The House Congressional delegation comes as the State Department takes heightened security precautions in response to concerns that Russia could launch an invasion against Ukraine at any time.

The State Department on Sunday cleared the departure of some US government employees at the US Embassy in Kyiv and ordered the departure of all family members of embassy employees.

The State Department has also expanded its level four travel advisory for Ukraine, which advises against travel, to reflect the heightened threat of Russian military action. The travel advisory for Ukraine was already at level four due to COVID-19.

A senior State Department official told reporters at a Sunday briefing that the authorized departures and increased travel warnings mirrored earlier warnings from President BidenJoe Biden reporterFox News says Biden called him out after ‘son of a b—-‘ remark Peloton responds after another TV character had a heart attack on one of his Defense and National Security – Pentagon puts 8,500 soldiers on high alert MORE that Russian military action could occur at any time.

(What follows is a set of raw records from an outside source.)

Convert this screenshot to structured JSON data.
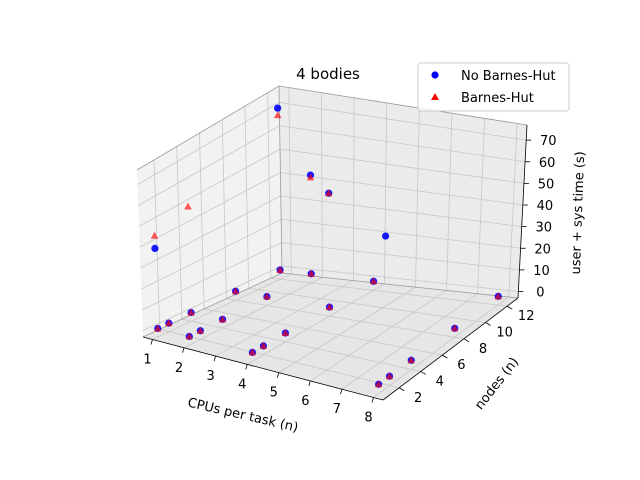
{
  "chart_data": {
    "type": "scatter",
    "title": "4 bodies",
    "xlabel": "CPUs per task (n)",
    "ylabel": "nodes (n)",
    "zlabel": "user + sys time (s)",
    "xlim": [
      0.7,
      8.3
    ],
    "ylim": [
      0.5,
      13
    ],
    "zlim": [
      -3,
      77
    ],
    "xticks": [
      "1",
      "2",
      "3",
      "4",
      "5",
      "6",
      "7",
      "8"
    ],
    "yticks": [
      "2",
      "4",
      "6",
      "8",
      "10",
      "12"
    ],
    "zticks": [
      "0",
      "10",
      "20",
      "30",
      "40",
      "50",
      "60",
      "70"
    ],
    "grid": true,
    "legend_position": "top-right",
    "series": [
      {
        "name": "No Barnes-Hut",
        "marker": "circle",
        "color": "#0000ff",
        "points": [
          {
            "x": 1,
            "y": 1,
            "z": 1
          },
          {
            "x": 1,
            "y": 2,
            "z": 1
          },
          {
            "x": 1,
            "y": 4,
            "z": 1
          },
          {
            "x": 1,
            "y": 8,
            "z": 1
          },
          {
            "x": 1,
            "y": 12,
            "z": 1
          },
          {
            "x": 2,
            "y": 1,
            "z": 1
          },
          {
            "x": 2,
            "y": 2,
            "z": 1
          },
          {
            "x": 2,
            "y": 4,
            "z": 1
          },
          {
            "x": 2,
            "y": 8,
            "z": 1
          },
          {
            "x": 2,
            "y": 12,
            "z": 1
          },
          {
            "x": 4,
            "y": 1,
            "z": 1
          },
          {
            "x": 4,
            "y": 2,
            "z": 1
          },
          {
            "x": 4,
            "y": 4,
            "z": 1
          },
          {
            "x": 4,
            "y": 8,
            "z": 1
          },
          {
            "x": 4,
            "y": 12,
            "z": 1
          },
          {
            "x": 8,
            "y": 1,
            "z": 1
          },
          {
            "x": 8,
            "y": 2,
            "z": 1
          },
          {
            "x": 8,
            "y": 4,
            "z": 1
          },
          {
            "x": 8,
            "y": 8,
            "z": 1
          },
          {
            "x": 8,
            "y": 12,
            "z": 1
          },
          {
            "x": 1,
            "y": 1,
            "z": 39
          },
          {
            "x": 1,
            "y": 12,
            "z": 71
          },
          {
            "x": 2,
            "y": 12,
            "z": 44
          },
          {
            "x": 4,
            "y": 8,
            "z": 52
          },
          {
            "x": 8,
            "y": 2,
            "z": 62
          }
        ]
      },
      {
        "name": "Barnes-Hut",
        "marker": "triangle",
        "color": "#ff0000",
        "points": [
          {
            "x": 1,
            "y": 1,
            "z": 1
          },
          {
            "x": 1,
            "y": 2,
            "z": 1
          },
          {
            "x": 1,
            "y": 4,
            "z": 1
          },
          {
            "x": 1,
            "y": 8,
            "z": 1
          },
          {
            "x": 1,
            "y": 12,
            "z": 1
          },
          {
            "x": 2,
            "y": 1,
            "z": 1
          },
          {
            "x": 2,
            "y": 2,
            "z": 1
          },
          {
            "x": 2,
            "y": 4,
            "z": 1
          },
          {
            "x": 2,
            "y": 8,
            "z": 1
          },
          {
            "x": 2,
            "y": 12,
            "z": 1
          },
          {
            "x": 4,
            "y": 1,
            "z": 1
          },
          {
            "x": 4,
            "y": 2,
            "z": 1
          },
          {
            "x": 4,
            "y": 4,
            "z": 1
          },
          {
            "x": 4,
            "y": 8,
            "z": 1
          },
          {
            "x": 4,
            "y": 12,
            "z": 1
          },
          {
            "x": 8,
            "y": 1,
            "z": 1
          },
          {
            "x": 8,
            "y": 2,
            "z": 1
          },
          {
            "x": 8,
            "y": 4,
            "z": 1
          },
          {
            "x": 8,
            "y": 8,
            "z": 1
          },
          {
            "x": 8,
            "y": 12,
            "z": 1
          },
          {
            "x": 1,
            "y": 1,
            "z": 45
          },
          {
            "x": 1,
            "y": 12,
            "z": 68
          },
          {
            "x": 2,
            "y": 12,
            "z": 43
          },
          {
            "x": 4,
            "y": 8,
            "z": 52
          },
          {
            "x": 1,
            "y": 4,
            "z": 50
          }
        ]
      }
    ]
  }
}
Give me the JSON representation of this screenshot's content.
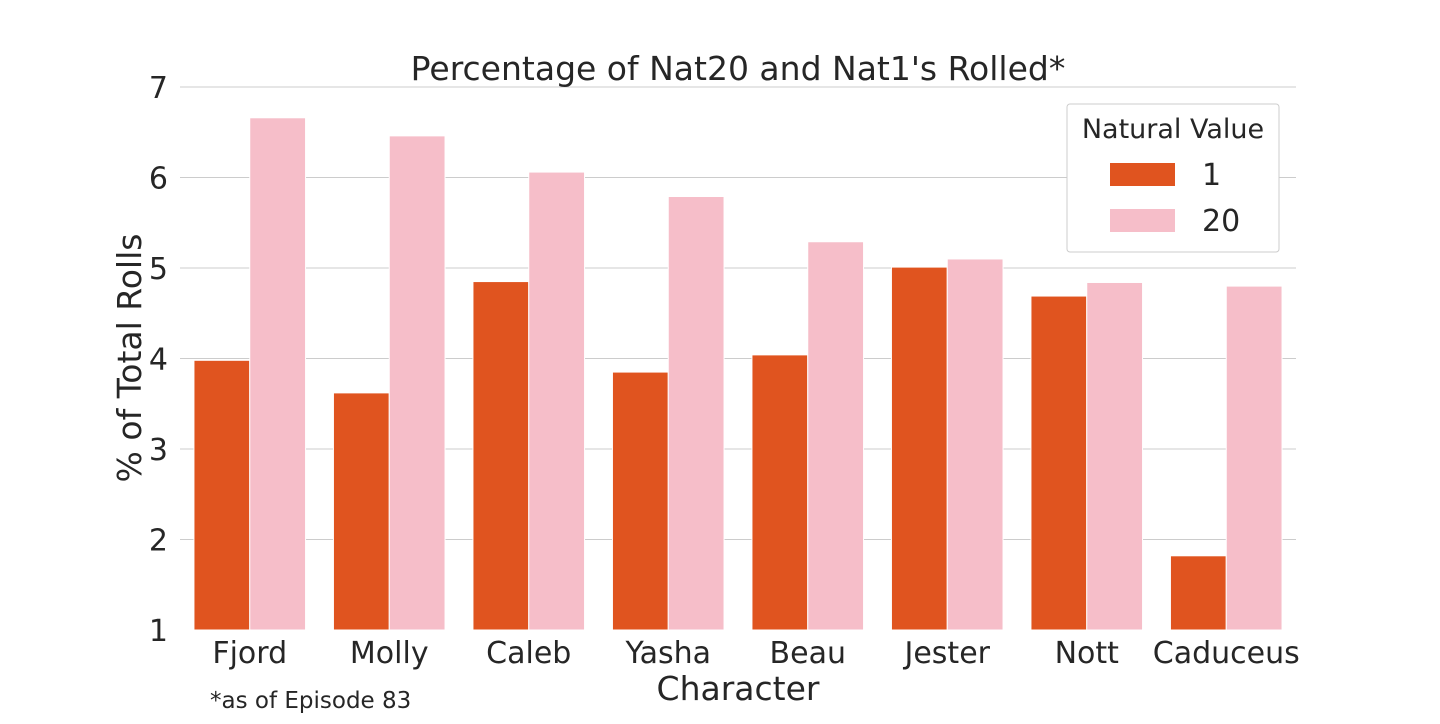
{
  "chart_data": {
    "type": "bar",
    "title": "Percentage of Nat20 and Nat1's Rolled*",
    "xlabel": "Character",
    "ylabel": "% of Total Rolls",
    "footnote": "*as of Episode 83",
    "categories": [
      "Fjord",
      "Molly",
      "Caleb",
      "Yasha",
      "Beau",
      "Jester",
      "Nott",
      "Caduceus"
    ],
    "series": [
      {
        "name": "1",
        "color": "#E0541F",
        "values": [
          3.98,
          3.62,
          4.85,
          3.85,
          4.04,
          5.01,
          4.69,
          1.82
        ]
      },
      {
        "name": "20",
        "color": "#F6BEC9",
        "values": [
          6.66,
          6.46,
          6.06,
          5.79,
          5.29,
          5.1,
          4.84,
          4.8
        ]
      }
    ],
    "ylim": [
      1,
      7
    ],
    "yticks": [
      1,
      2,
      3,
      4,
      5,
      6,
      7
    ],
    "grid": true,
    "grid_axis": "y",
    "legend": {
      "title": "Natural Value",
      "placement": "top-right"
    }
  }
}
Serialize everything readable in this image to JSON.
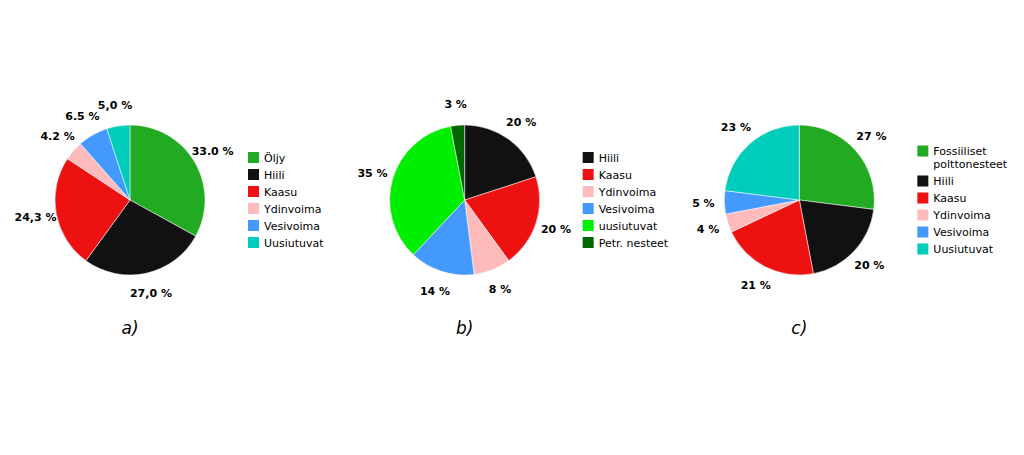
{
  "chart_data": [
    {
      "type": "pie",
      "title": "a)",
      "categories": [
        "Öljy",
        "Hiili",
        "Kaasu",
        "Ydinvoima",
        "Vesivoima",
        "Uusiutuvat"
      ],
      "values": [
        33.0,
        27.0,
        24.3,
        4.2,
        6.5,
        5.0
      ],
      "value_labels": [
        "33.0 %",
        "27,0 %",
        "24,3 %",
        "4.2 %",
        "6.5 %",
        "5,0 %"
      ],
      "colors": [
        "#22aa22",
        "#111111",
        "#ee1111",
        "#ffbbbb",
        "#4499ff",
        "#00ccbb"
      ],
      "data_labels": true,
      "legend": "right"
    },
    {
      "type": "pie",
      "title": "b)",
      "categories": [
        "Hiili",
        "Kaasu",
        "Ydinvoima",
        "Vesivoima",
        "uusiutuvat",
        "Petr. nesteet"
      ],
      "values": [
        20,
        20,
        8,
        14,
        35,
        3
      ],
      "value_labels": [
        "20 %",
        "20 %",
        "8 %",
        "14 %",
        "35 %",
        "3 %"
      ],
      "colors": [
        "#111111",
        "#ee1111",
        "#ffbbbb",
        "#4499ff",
        "#00ee00",
        "#006600"
      ],
      "data_labels": true,
      "legend": "right"
    },
    {
      "type": "pie",
      "title": "c)",
      "categories": [
        "Fossiiliset\npolttonesteet",
        "Hiili",
        "Kaasu",
        "Ydinvoima",
        "Vesivoima",
        "Uusiutuvat"
      ],
      "values": [
        27,
        20,
        21,
        4,
        5,
        23
      ],
      "value_labels": [
        "27 %",
        "20 %",
        "21 %",
        "4 %",
        "5 %",
        "23 %"
      ],
      "colors": [
        "#22aa22",
        "#111111",
        "#ee1111",
        "#ffbbbb",
        "#4499ff",
        "#00ccbb"
      ],
      "data_labels": true,
      "legend": "right"
    }
  ]
}
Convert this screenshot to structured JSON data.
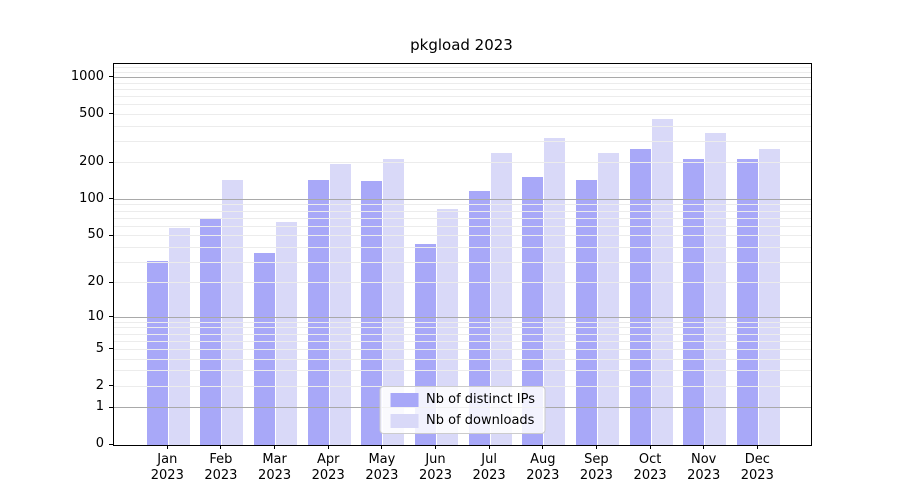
{
  "title": "pkgload 2023",
  "chart_data": {
    "type": "bar",
    "title": "pkgload 2023",
    "yscale": "log1p",
    "ylim": [
      0,
      1300
    ],
    "grid": "on",
    "legend_position": "lower center",
    "y_tick_labels": [
      "1000",
      "500",
      "200",
      "100",
      "50",
      "20",
      "10",
      "5",
      "2",
      "1",
      "0"
    ],
    "y_tick_values": [
      1000,
      500,
      200,
      100,
      50,
      20,
      10,
      5,
      2,
      1,
      0
    ],
    "y_major_grid_values": [
      1,
      10,
      100,
      1000
    ],
    "x_labels": [
      {
        "month": "Jan",
        "year": "2023"
      },
      {
        "month": "Feb",
        "year": "2023"
      },
      {
        "month": "Mar",
        "year": "2023"
      },
      {
        "month": "Apr",
        "year": "2023"
      },
      {
        "month": "May",
        "year": "2023"
      },
      {
        "month": "Jun",
        "year": "2023"
      },
      {
        "month": "Jul",
        "year": "2023"
      },
      {
        "month": "Aug",
        "year": "2023"
      },
      {
        "month": "Sep",
        "year": "2023"
      },
      {
        "month": "Oct",
        "year": "2023"
      },
      {
        "month": "Nov",
        "year": "2023"
      },
      {
        "month": "Dec",
        "year": "2023"
      }
    ],
    "series": [
      {
        "name": "Nb of distinct IPs",
        "color": "#a8a8f8",
        "values": [
          31,
          70,
          36,
          146,
          142,
          43,
          119,
          153,
          147,
          260,
          215,
          217
        ]
      },
      {
        "name": "Nb of downloads",
        "color": "#d9d9f8",
        "values": [
          59,
          145,
          65,
          196,
          217,
          84,
          242,
          324,
          242,
          460,
          353,
          262
        ]
      }
    ],
    "colors": {
      "major_grid": "#a9a9a9",
      "minor_grid": "#ececec",
      "axis": "#000000",
      "background": "#ffffff"
    }
  }
}
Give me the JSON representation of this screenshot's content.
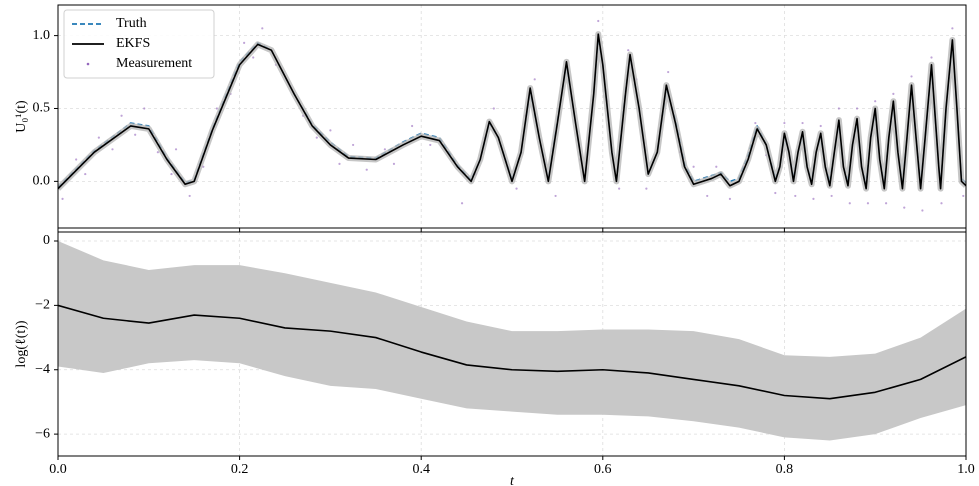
{
  "chart_data": [
    {
      "type": "line",
      "ylabel": "U₀¹(t)",
      "legend": "upper left",
      "grid": true,
      "xticklabels": false,
      "xlim": [
        0,
        1
      ],
      "ylim": [
        -0.32,
        1.21
      ],
      "xticks": [
        {
          "value": 0,
          "label": "0.0"
        },
        0.2,
        0.4,
        0.6,
        0.8,
        {
          "value": 1,
          "label": "1.0"
        }
      ],
      "yticks": [
        {
          "value": 0,
          "label": "0.0"
        },
        0.5,
        {
          "value": 1,
          "label": "1.0"
        }
      ],
      "x": [
        0,
        0.04,
        0.08,
        0.1,
        0.12,
        0.14,
        0.15,
        0.17,
        0.2,
        0.22,
        0.235,
        0.26,
        0.28,
        0.3,
        0.32,
        0.35,
        0.38,
        0.4,
        0.42,
        0.44,
        0.455,
        0.465,
        0.475,
        0.485,
        0.5,
        0.51,
        0.52,
        0.53,
        0.54,
        0.55,
        0.56,
        0.57,
        0.58,
        0.59,
        0.595,
        0.6,
        0.61,
        0.615,
        0.625,
        0.63,
        0.64,
        0.65,
        0.66,
        0.67,
        0.68,
        0.69,
        0.7,
        0.71,
        0.72,
        0.73,
        0.74,
        0.75,
        0.76,
        0.77,
        0.78,
        0.79,
        0.795,
        0.8,
        0.805,
        0.81,
        0.815,
        0.82,
        0.825,
        0.83,
        0.835,
        0.84,
        0.845,
        0.85,
        0.855,
        0.86,
        0.865,
        0.87,
        0.875,
        0.88,
        0.885,
        0.89,
        0.895,
        0.9,
        0.905,
        0.91,
        0.915,
        0.92,
        0.925,
        0.93,
        0.935,
        0.94,
        0.945,
        0.95,
        0.955,
        0.962,
        0.97,
        0.972,
        0.978,
        0.985,
        0.99,
        0.995,
        1
      ],
      "series": [
        {
          "name": "Truth",
          "style": "dashed",
          "color": "#1f77b4",
          "values": [
            -0.04,
            0.21,
            0.4,
            0.38,
            0.16,
            -0.01,
            0.01,
            0.36,
            0.82,
            0.95,
            0.9,
            0.6,
            0.39,
            0.27,
            0.17,
            0.16,
            0.27,
            0.33,
            0.3,
            0.11,
            0.01,
            0.15,
            0.4,
            0.3,
            0.01,
            0.2,
            0.62,
            0.3,
            0.01,
            0.42,
            0.8,
            0.4,
            0.0,
            0.6,
            0.98,
            0.8,
            0.2,
            0.0,
            0.62,
            0.86,
            0.5,
            0.05,
            0.2,
            0.64,
            0.42,
            0.12,
            0.0,
            0.02,
            0.04,
            0.06,
            0.0,
            0.02,
            0.18,
            0.38,
            0.25,
            0.02,
            0.1,
            0.31,
            0.2,
            0.02,
            0.2,
            0.32,
            0.1,
            0.0,
            0.2,
            0.31,
            0.1,
            0.0,
            0.2,
            0.4,
            0.1,
            0.0,
            0.25,
            0.41,
            0.1,
            -0.02,
            0.3,
            0.48,
            0.15,
            -0.02,
            0.3,
            0.53,
            0.2,
            -0.02,
            0.3,
            0.64,
            0.3,
            -0.02,
            0.3,
            0.78,
            0.1,
            -0.02,
            0.5,
            0.95,
            0.5,
            0.02,
            -0.01
          ]
        },
        {
          "name": "EKFS",
          "style": "solid",
          "color": "#000000",
          "values": [
            -0.05,
            0.2,
            0.38,
            0.36,
            0.15,
            -0.02,
            0.0,
            0.35,
            0.8,
            0.94,
            0.9,
            0.6,
            0.38,
            0.25,
            0.16,
            0.15,
            0.25,
            0.31,
            0.28,
            0.1,
            0.0,
            0.15,
            0.41,
            0.3,
            0.0,
            0.2,
            0.64,
            0.3,
            0.0,
            0.4,
            0.82,
            0.4,
            0.0,
            0.6,
            1.01,
            0.8,
            0.2,
            0.0,
            0.6,
            0.87,
            0.5,
            0.05,
            0.2,
            0.66,
            0.4,
            0.1,
            -0.02,
            0.0,
            0.02,
            0.05,
            -0.03,
            0.0,
            0.15,
            0.36,
            0.25,
            0.0,
            0.1,
            0.33,
            0.2,
            0.0,
            0.2,
            0.34,
            0.1,
            -0.02,
            0.2,
            0.33,
            0.1,
            -0.03,
            0.2,
            0.42,
            0.1,
            -0.03,
            0.25,
            0.43,
            0.1,
            -0.05,
            0.3,
            0.5,
            0.15,
            -0.05,
            0.3,
            0.55,
            0.2,
            -0.05,
            0.3,
            0.66,
            0.3,
            -0.05,
            0.3,
            0.8,
            0.1,
            -0.05,
            0.5,
            0.97,
            0.5,
            0.0,
            -0.03
          ]
        },
        {
          "name": "Measurement",
          "style": "points",
          "color": "#9467bd",
          "x": [
            0.005,
            0.02,
            0.03,
            0.045,
            0.06,
            0.07,
            0.085,
            0.095,
            0.11,
            0.125,
            0.13,
            0.145,
            0.16,
            0.175,
            0.19,
            0.205,
            0.215,
            0.225,
            0.24,
            0.25,
            0.27,
            0.285,
            0.3,
            0.31,
            0.325,
            0.34,
            0.36,
            0.37,
            0.39,
            0.41,
            0.43,
            0.445,
            0.46,
            0.47,
            0.48,
            0.495,
            0.505,
            0.515,
            0.525,
            0.535,
            0.548,
            0.558,
            0.565,
            0.575,
            0.585,
            0.595,
            0.605,
            0.618,
            0.628,
            0.637,
            0.648,
            0.665,
            0.672,
            0.685,
            0.7,
            0.715,
            0.725,
            0.74,
            0.755,
            0.768,
            0.78,
            0.79,
            0.8,
            0.812,
            0.82,
            0.832,
            0.84,
            0.852,
            0.86,
            0.872,
            0.88,
            0.892,
            0.9,
            0.912,
            0.92,
            0.932,
            0.94,
            0.952,
            0.962,
            0.973,
            0.985,
            0.997
          ],
          "values": [
            -0.12,
            0.15,
            0.05,
            0.3,
            0.22,
            0.45,
            0.32,
            0.5,
            0.2,
            0.05,
            0.22,
            -0.1,
            0.1,
            0.5,
            0.6,
            0.95,
            0.85,
            1.05,
            0.8,
            0.72,
            0.45,
            0.3,
            0.35,
            0.12,
            0.25,
            0.08,
            0.22,
            0.12,
            0.38,
            0.25,
            0.2,
            -0.15,
            0.05,
            0.3,
            0.5,
            0.1,
            -0.05,
            0.45,
            0.7,
            0.15,
            -0.1,
            0.75,
            0.6,
            0.15,
            0.3,
            1.1,
            0.55,
            -0.05,
            0.9,
            0.7,
            -0.05,
            0.45,
            0.75,
            0.2,
            0.1,
            -0.1,
            0.1,
            -0.12,
            0.1,
            0.4,
            0.18,
            -0.08,
            0.4,
            -0.1,
            0.4,
            -0.12,
            0.38,
            -0.1,
            0.5,
            -0.15,
            0.5,
            -0.15,
            0.55,
            -0.15,
            0.6,
            -0.18,
            0.72,
            -0.2,
            0.85,
            -0.15,
            1.05,
            -0.1
          ]
        }
      ]
    },
    {
      "type": "line",
      "xlabel": "t",
      "ylabel": "log(ℓ(t))",
      "grid": true,
      "xlim": [
        0,
        1
      ],
      "ylim": [
        -6.68,
        0.28
      ],
      "xticks": [
        {
          "value": 0,
          "label": "0.0"
        },
        0.2,
        0.4,
        0.6,
        0.8,
        {
          "value": 1,
          "label": "1.0"
        }
      ],
      "yticks": [
        {
          "value": -6,
          "label": "−6"
        },
        {
          "value": -4,
          "label": "−4"
        },
        {
          "value": -2,
          "label": "−2"
        },
        0
      ],
      "x": [
        0,
        0.05,
        0.1,
        0.15,
        0.2,
        0.25,
        0.3,
        0.35,
        0.4,
        0.45,
        0.5,
        0.55,
        0.6,
        0.65,
        0.7,
        0.75,
        0.8,
        0.85,
        0.9,
        0.95,
        1
      ],
      "band": {
        "color": "#c8c8c8",
        "upper": [
          0.0,
          -0.6,
          -0.9,
          -0.75,
          -0.75,
          -1.0,
          -1.3,
          -1.6,
          -2.05,
          -2.5,
          -2.8,
          -2.8,
          -2.75,
          -2.75,
          -2.8,
          -3.05,
          -3.55,
          -3.6,
          -3.5,
          -3.0,
          -2.1
        ],
        "lower": [
          -3.9,
          -4.1,
          -3.8,
          -3.7,
          -3.8,
          -4.2,
          -4.5,
          -4.6,
          -4.9,
          -5.2,
          -5.3,
          -5.4,
          -5.4,
          -5.45,
          -5.6,
          -5.8,
          -6.1,
          -6.2,
          -6.0,
          -5.5,
          -5.1
        ]
      },
      "series": [
        {
          "style": "solid",
          "color": "#000000",
          "values": [
            -2.0,
            -2.4,
            -2.55,
            -2.3,
            -2.4,
            -2.7,
            -2.8,
            -3.0,
            -3.45,
            -3.85,
            -4.0,
            -4.05,
            -4.0,
            -4.1,
            -4.3,
            -4.5,
            -4.8,
            -4.9,
            -4.7,
            -4.3,
            -3.6
          ]
        }
      ]
    }
  ]
}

“The United States government will not be able to evacuate American citizens in such an event, so American citizens currently in Ukraine should plan accordingly, including availing themselves of business options if they choose to leave. the country,” the official said. .

“We continue to follow the path of diplomacy. But if Russia chooses further escalation, then security conditions, especially along Ukraine’s borders in Russian-occupied Crimea and Russian-controlled eastern Ukraine, are unpredictable and may deteriorate. deteriorate without notice.